During the exchange of views, MEPs took the floor and participated in the discussion. Caroline Roose (Greens/EFA, FR) raised the question on the likelihood of a ban on the transport of calves before a certain age and expressed disappointment about the fact that the proposals on kept animals, slaughter and labelling had been delayed. Francisco Guerreiro (Greens/EFA, PT) underlined the need for a swift adoption of the full package of proposals and asked whether the upcoming reference centre for the welfare of farmed aquatic animals will also address concerns regarding octopus farming. He inquired also about the Commission’s efforts for the promotion of a plant-based diet. Aurelia Beigneux (ID, FR) called on the Commission to adopt a ban on cages referring also to the results of the recent Special Eurobarometer on animal welfare and the citizens’ commitment to animal welfare. The first round of interventions ended with Thomas Waitz (Greens/EFA, AT), who asked for the reason for the delay in the adoption of the transport regulation. He also noted that a proposal on slaughter and a proposal on labelling would certainly benefit small-scale and family-owned farms.
Commissioner Kyriakides reiterated the European Commission’s commitment to animal welfare and noted that it had not been possible to come forward with the transport legislation before December. Regarding the content of the animal transport proposal, it would aim to limit maximum journey times including those for exports, to increase space allowances, to introduce surveillance techniques, stricter rules for the transport of vulnerable animals and also stricter rules for the transport under high temperatures. Regarding the welfare of aquatic animals, the Commissioner noted that a specific mandate on fish welfare would be sent to EFSA in the next future.

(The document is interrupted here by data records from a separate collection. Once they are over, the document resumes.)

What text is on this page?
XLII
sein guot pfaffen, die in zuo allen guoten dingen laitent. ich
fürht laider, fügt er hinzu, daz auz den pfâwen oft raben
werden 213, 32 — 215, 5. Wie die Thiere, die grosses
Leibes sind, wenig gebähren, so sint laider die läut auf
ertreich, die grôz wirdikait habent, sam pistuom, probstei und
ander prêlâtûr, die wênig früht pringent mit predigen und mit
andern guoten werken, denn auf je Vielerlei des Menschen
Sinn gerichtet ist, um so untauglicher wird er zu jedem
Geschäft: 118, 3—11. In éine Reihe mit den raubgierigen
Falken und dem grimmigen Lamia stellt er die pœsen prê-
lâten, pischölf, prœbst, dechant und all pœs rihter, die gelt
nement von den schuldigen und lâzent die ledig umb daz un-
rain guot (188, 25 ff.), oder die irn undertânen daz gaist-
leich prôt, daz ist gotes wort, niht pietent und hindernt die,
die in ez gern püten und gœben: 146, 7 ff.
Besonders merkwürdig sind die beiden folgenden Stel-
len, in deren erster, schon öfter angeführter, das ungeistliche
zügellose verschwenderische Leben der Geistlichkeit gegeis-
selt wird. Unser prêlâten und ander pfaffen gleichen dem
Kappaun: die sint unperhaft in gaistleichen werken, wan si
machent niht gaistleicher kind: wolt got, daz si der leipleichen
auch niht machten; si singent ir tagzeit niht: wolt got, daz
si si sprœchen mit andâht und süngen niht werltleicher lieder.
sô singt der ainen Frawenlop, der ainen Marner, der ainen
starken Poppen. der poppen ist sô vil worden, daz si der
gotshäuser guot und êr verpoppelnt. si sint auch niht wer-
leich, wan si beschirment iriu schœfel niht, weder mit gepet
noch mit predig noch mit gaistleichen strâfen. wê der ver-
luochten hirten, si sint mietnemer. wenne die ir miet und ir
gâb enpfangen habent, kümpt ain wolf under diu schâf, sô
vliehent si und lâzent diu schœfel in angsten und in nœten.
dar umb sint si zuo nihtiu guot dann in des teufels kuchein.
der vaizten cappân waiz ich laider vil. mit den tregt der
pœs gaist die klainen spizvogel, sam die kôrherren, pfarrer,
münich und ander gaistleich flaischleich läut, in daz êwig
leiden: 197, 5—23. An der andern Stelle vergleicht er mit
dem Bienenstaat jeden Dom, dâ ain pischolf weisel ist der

During the second round of interventions Tilly Metz (Greens/EFA, LU) asked about the timelines of the still outstanding three Commission proposals on kept animals, slaughter, and labelling. Marie Toussaint (Greens/EFA, FR inquired whether the next CAP would include animal welfare standards and pointed at the pressing issue of aquaculture and the threat of genetically modified fish for the environment. Michal Wiezik (RE, SK) asked who would be benefiting the most from a delay in the adoption of the proposals and asked the Commissioner to clarify her position regarding the potential inclusion of animal welfare in the title of the next Commissioner in DG SANTE. This question was repeated by Niels Fuglsang (S&D, DK), who referred to the successful campaign #EUforAnimals. Anna Bonfrisco (ID, IT) raised the issue of force-feeding and the online traffic of animals in the European market. An intervention followed by Anja Hazekamp (The Left, NL), who asked about the two successful ECIs and how the European Commission could ensure that European citizens’ initiatives would not become an obsolete instrument, considering the disappointing follow-up on most animal welfare related ECIs. Michaela Šojdrová, (EPP, CZ), asked whether issues had to be dealt with in the form of a legislative package, and urged MEPs to contact Member States to ask them to improve the life of animals at the national level. Finally, Petras Auštrevičius (Renew, LT) asked about the state of the work for much needed EU rules on pet welfare and whether the European Commission intended to address them in the upcoming proposals.
Commissioner Kyriakides thanked MEPs for their interventions and replied to Tilly Metz that it would not be possible to adopt the three outstanding proposals still during this term. Stressing that “she” was the Commissioner for Animal Welfare she responded to Michal Wiezik and Niels Fuglsang’s questions. She thanked Petras Auštrevičius for his question on companion animals and replied that a decision on the matter could possibly be taken in the upcoming month. Finally, she reiterated that a package on animal transport would be adopted in December, together with a response on the issue of fur farming and potentially on companion animals.
She concluded by saying that MEPs could ask for a meeting with her should they need further clarifications.